Rentenversicherungsnummer beantragen

Die Rentenversicherung ist quasi, die Kundennummer, die man bei der staatlichen Rentenversicherung bekommt, damit man später auch bei der Berechnung der Rente nachvollziehen kann, wie viel Rente eingezahlt wurde und wie viel für den „Rentner“ dann aus der gesetzlichen Rentenversicherung zu holen ist.

Tipp: Die Rentenversicherungsnummer kann bei den zuständigen Rentenkassen beantragt werden, wenn man zum ersten Mal in diese Kassen einzahlt. Derzeit ist es so, dass man seine Rentenversicherungsnummer mit dem Sozialversicherungsausweis erhält, wenn man sich zum ersten Mal an eine sozialversicherungspflichtige Beschäftigung macht. Allerdings wird das nicht mehr lange so bleiben.

Der Grund dafür ist einfach, dass man das Sozialversicherungssystem reformieren möchte und die Krankenversicherungsnummer für einen gesetzlich Versicherten, in Zukunft als eine „verschlüsselte“ Version der Rentenversicherung zuteilt. Ab diesem Zeitpunkt muss niemand mehr eine Rentenversicherungsnummer beantragen, weil man diese schon mit der Geburt zugeteilt bekommt, wie es in ähnlicher Form bereits jetzt in Österreich üblich ist. Was jedoch beim Alten bleibt ist der Sozialversicherungsausweis.

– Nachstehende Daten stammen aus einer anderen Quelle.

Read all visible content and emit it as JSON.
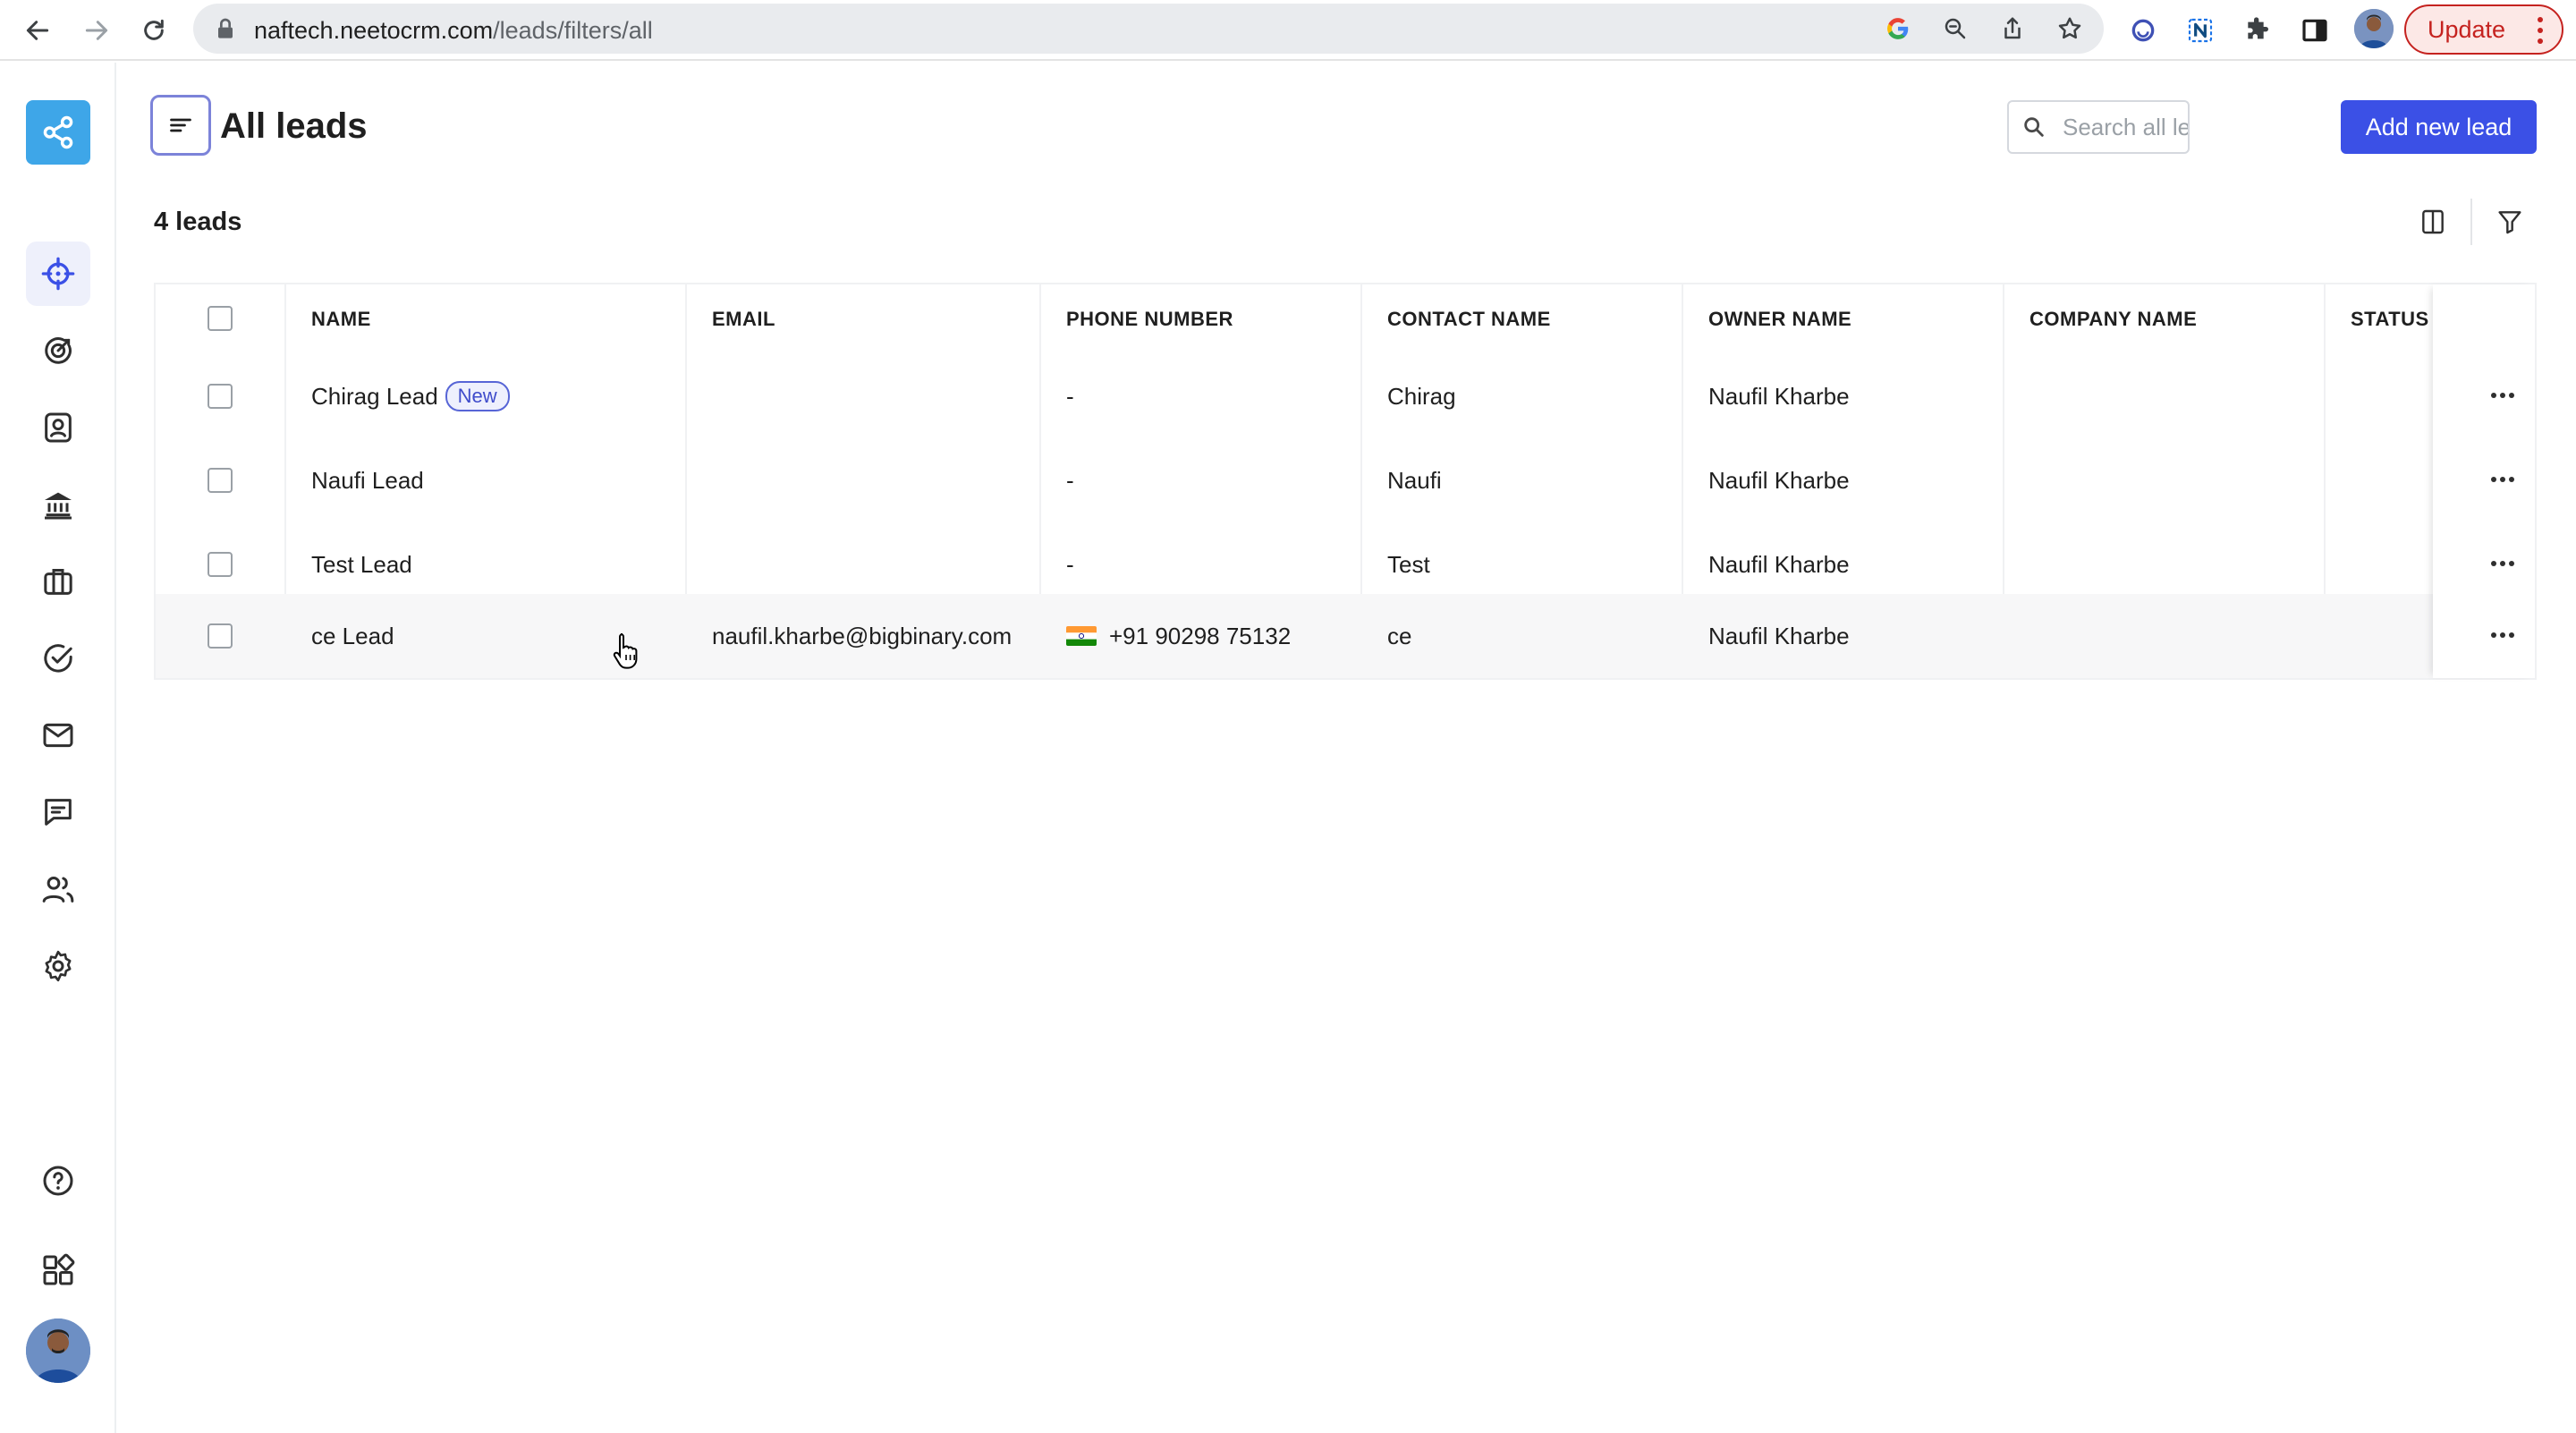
{
  "browser": {
    "url_host": "naftech.neetocrm.com",
    "url_path": "/leads/filters/all",
    "update_label": "Update",
    "icons": [
      "back-arrow-icon",
      "forward-arrow-icon",
      "reload-icon",
      "lock-icon",
      "google-icon",
      "zoom-icon",
      "share-icon",
      "star-icon",
      "extension-circle-icon",
      "neeto-n-icon",
      "puzzle-icon",
      "sidepanel-icon",
      "profile-avatar",
      "more-vert-icon"
    ]
  },
  "sidebar": {
    "icons": [
      "share-logo-icon",
      "crosshair-icon",
      "target-icon",
      "contact-card-icon",
      "bank-icon",
      "briefcase-icon",
      "check-circle-icon",
      "mail-icon",
      "chat-icon",
      "users-icon",
      "gear-icon",
      "help-icon",
      "apps-grid-icon",
      "user-avatar"
    ],
    "active_item": "leads"
  },
  "header": {
    "title": "All leads",
    "search_placeholder": "Search all leads",
    "add_button": "Add new lead"
  },
  "toolbar": {
    "count_label": "4 leads"
  },
  "table": {
    "columns": [
      "NAME",
      "EMAIL",
      "PHONE NUMBER",
      "CONTACT NAME",
      "OWNER NAME",
      "COMPANY NAME",
      "STATUS"
    ],
    "rows": [
      {
        "name": "Chirag Lead",
        "badge": "New",
        "email": "",
        "phone": "-",
        "contact": "Chirag",
        "owner": "Naufil Kharbe",
        "company": "",
        "status": ""
      },
      {
        "name": "Naufi Lead",
        "badge": "",
        "email": "",
        "phone": "-",
        "contact": "Naufi",
        "owner": "Naufil Kharbe",
        "company": "",
        "status": ""
      },
      {
        "name": "Test Lead",
        "badge": "",
        "email": "",
        "phone": "-",
        "contact": "Test",
        "owner": "Naufil Kharbe",
        "company": "",
        "status": ""
      },
      {
        "name": "ce Lead",
        "badge": "",
        "email": "naufil.kharbe@bigbinary.com",
        "phone": "+91 90298 75132",
        "phone_flag": "india-flag-icon",
        "contact": "ce",
        "owner": "Naufil Kharbe",
        "company": "",
        "status": ""
      }
    ]
  },
  "colors": {
    "primary": "#3b50e6",
    "badge_border": "#5765d6",
    "update_red": "#c5221f",
    "logo_blue": "#3ea6e8"
  }
}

Diesen bekommt man auch weiterhin erst dann, wenn man seine erste Beschäftigung beginnt.

  • Achtung: Ein anderer Punkt, von dem viele Datenschützer, bei der Rentenversicherungsnummer nicht besonders begeistert sind, ist die „Informationsdurchlässigkeit“. Hier ist es dann schlicht so, dass man aus einer Rentenversicherungsnummer auch persönliche Daten des Versicherten ablesen kann.

Rentenversicherungsnummer beantragenIn der Regel sind das Geburtsdaten und der Geburtsname. Das wesentlichste Merkmal einer Rentenversicherungsnummer ist aber, dass man sie sicher nur einmal im Leben beantragen muss, weil sie nach der erstmaligen Vergabe, ein Leben lang gültig bleibt und auch nicht geändert werden kann, wenn es der „Versicherte“ wünscht.

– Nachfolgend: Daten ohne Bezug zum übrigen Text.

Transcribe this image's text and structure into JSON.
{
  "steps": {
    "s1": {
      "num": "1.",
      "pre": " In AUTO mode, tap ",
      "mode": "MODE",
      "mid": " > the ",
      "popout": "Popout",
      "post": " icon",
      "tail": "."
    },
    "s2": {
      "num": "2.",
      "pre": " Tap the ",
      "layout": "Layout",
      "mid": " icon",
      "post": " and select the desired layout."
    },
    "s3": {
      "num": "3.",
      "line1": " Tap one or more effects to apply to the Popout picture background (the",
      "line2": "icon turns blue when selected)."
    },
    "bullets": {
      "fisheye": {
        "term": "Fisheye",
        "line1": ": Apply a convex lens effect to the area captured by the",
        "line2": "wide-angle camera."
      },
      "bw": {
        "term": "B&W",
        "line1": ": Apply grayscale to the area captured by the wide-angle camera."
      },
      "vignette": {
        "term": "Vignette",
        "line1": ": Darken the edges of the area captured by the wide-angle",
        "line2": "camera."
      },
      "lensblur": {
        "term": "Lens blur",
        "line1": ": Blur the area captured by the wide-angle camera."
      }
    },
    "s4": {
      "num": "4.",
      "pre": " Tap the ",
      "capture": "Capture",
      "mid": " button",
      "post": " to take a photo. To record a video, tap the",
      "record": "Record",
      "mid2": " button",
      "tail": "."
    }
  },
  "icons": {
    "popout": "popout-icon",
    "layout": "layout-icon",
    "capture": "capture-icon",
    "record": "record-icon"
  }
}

  • Wichtig: Die Rentenversicherung an sich versteht sich auch als „Kontoführend“. Das heißt, es wird die ganze Zeit beobachtet, wie viel eine Person in die Rentenversicherung einzahlt und welche Rentenansprüche sich daraus ergeben.

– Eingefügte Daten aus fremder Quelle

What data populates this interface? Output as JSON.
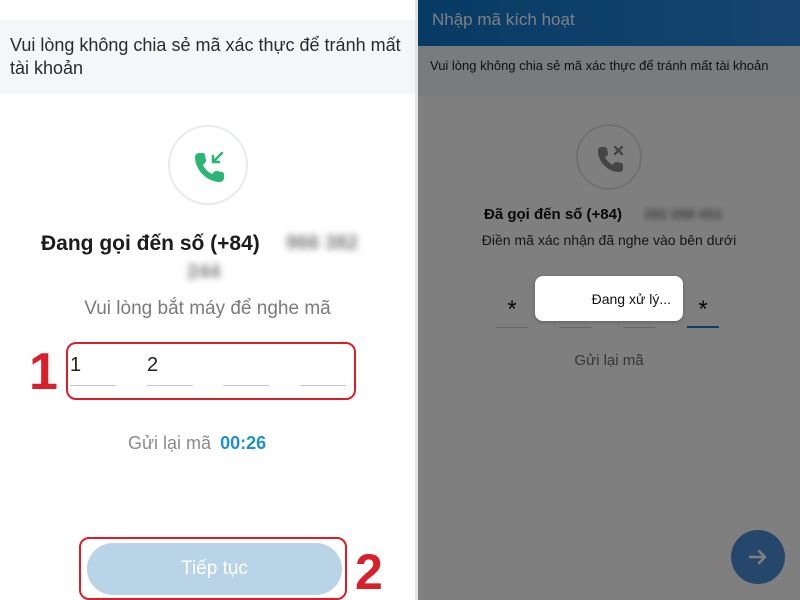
{
  "left": {
    "warning_text": "Vui lòng không chia sẻ mã xác thực để tránh mất tài khoản",
    "call_icon": "incoming-call-icon",
    "calling_prefix": "Đang gọi đến số (+84)",
    "phone_part_1": "966 382",
    "phone_part_2": "244",
    "instruction": "Vui lòng bắt máy để nghe mã",
    "otp_digits": [
      "1",
      "2",
      "",
      ""
    ],
    "resend_label": "Gửi lại mã",
    "resend_timer": "00:26",
    "continue_label": "Tiếp tục",
    "step_1_label": "1",
    "step_2_label": "2"
  },
  "right": {
    "header_title": "Nhập mã kích hoạt",
    "warning_text": "Vui lòng không chia sẻ mã xác thực để tránh mất tài khoản",
    "call_icon": "missed-call-icon",
    "calling_prefix": "Đã gọi đến số (+84)",
    "phone_number": "392 098 452",
    "instruction": "Điền mã xác nhận đã nghe vào bên dưới",
    "otp_digits": [
      "*",
      "",
      "",
      "*"
    ],
    "processing_text": "Đang xử lý...",
    "resend_label": "Gửi lại mã",
    "fab_icon": "arrow-right-icon"
  },
  "colors": {
    "accent_blue": "#1f8fd6",
    "header_blue": "#0d76c9",
    "highlight_red": "#d9202a",
    "call_green": "#2bb673",
    "button_disabled": "#b9d3e7"
  }
}
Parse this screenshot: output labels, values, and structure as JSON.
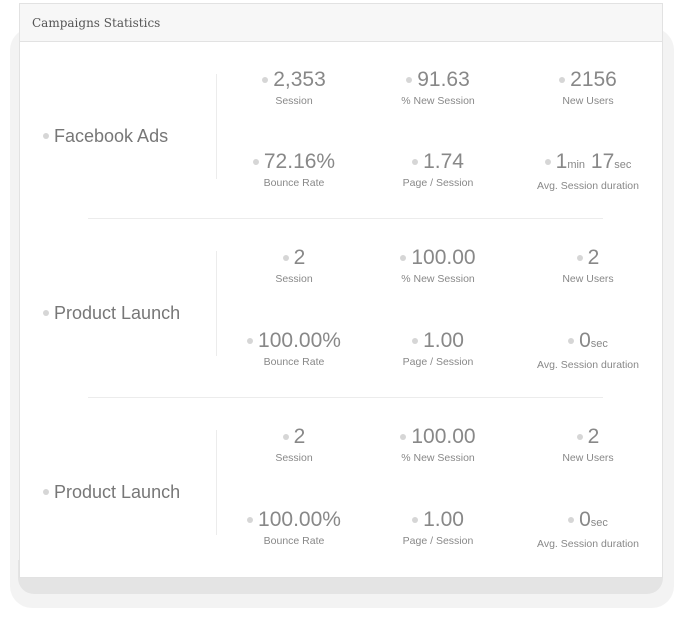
{
  "card": {
    "title": "Campaigns Statistics"
  },
  "campaigns": [
    {
      "name": "Facebook Ads",
      "metrics": {
        "session": {
          "value": "2,353",
          "label": "Session"
        },
        "new_session_pct": {
          "value": "91.63",
          "label": "% New Session"
        },
        "new_users": {
          "value": "2156",
          "label": "New Users"
        },
        "bounce_rate": {
          "value": "72.16%",
          "label": "Bounce Rate"
        },
        "page_session": {
          "value": "1.74",
          "label": "Page / Session"
        },
        "avg_duration": {
          "min": "1",
          "min_unit": "min",
          "sec": "17",
          "sec_unit": "sec",
          "label": "Avg. Session duration"
        }
      }
    },
    {
      "name": "Product Launch",
      "metrics": {
        "session": {
          "value": "2",
          "label": "Session"
        },
        "new_session_pct": {
          "value": "100.00",
          "label": "% New Session"
        },
        "new_users": {
          "value": "2",
          "label": "New Users"
        },
        "bounce_rate": {
          "value": "100.00%",
          "label": "Bounce Rate"
        },
        "page_session": {
          "value": "1.00",
          "label": "Page / Session"
        },
        "avg_duration": {
          "sec": "0",
          "sec_unit": "sec",
          "label": "Avg. Session duration"
        }
      }
    },
    {
      "name": "Product Launch",
      "metrics": {
        "session": {
          "value": "2",
          "label": "Session"
        },
        "new_session_pct": {
          "value": "100.00",
          "label": "% New Session"
        },
        "new_users": {
          "value": "2",
          "label": "New Users"
        },
        "bounce_rate": {
          "value": "100.00%",
          "label": "Bounce Rate"
        },
        "page_session": {
          "value": "1.00",
          "label": "Page / Session"
        },
        "avg_duration": {
          "sec": "0",
          "sec_unit": "sec",
          "label": "Avg. Session duration"
        }
      }
    }
  ],
  "colors": {
    "text": "#888888",
    "bullet": "#d6d6d6",
    "header_bg": "#f7f7f7",
    "border": "#e2e2e2"
  }
}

Von der ursprünglichen Idee des Generationenvertrages, bei dem die Kinder für die Eltern zahlten, wird in der Zukunft nicht mehr viel bleiben. Vor allem die Übergangsgeneration, sollte sich auf keinen Fall darauf beschränken, in die gesetzliche Rentenversicherung einzuzahlen. Unter Umständen kann es auch sein, dass es für heutige Schüler vielleicht gar nicht mehr lohnt dort einzuzahlen, weil sie eh keine gesetzliche Rente mehr erhalten werden.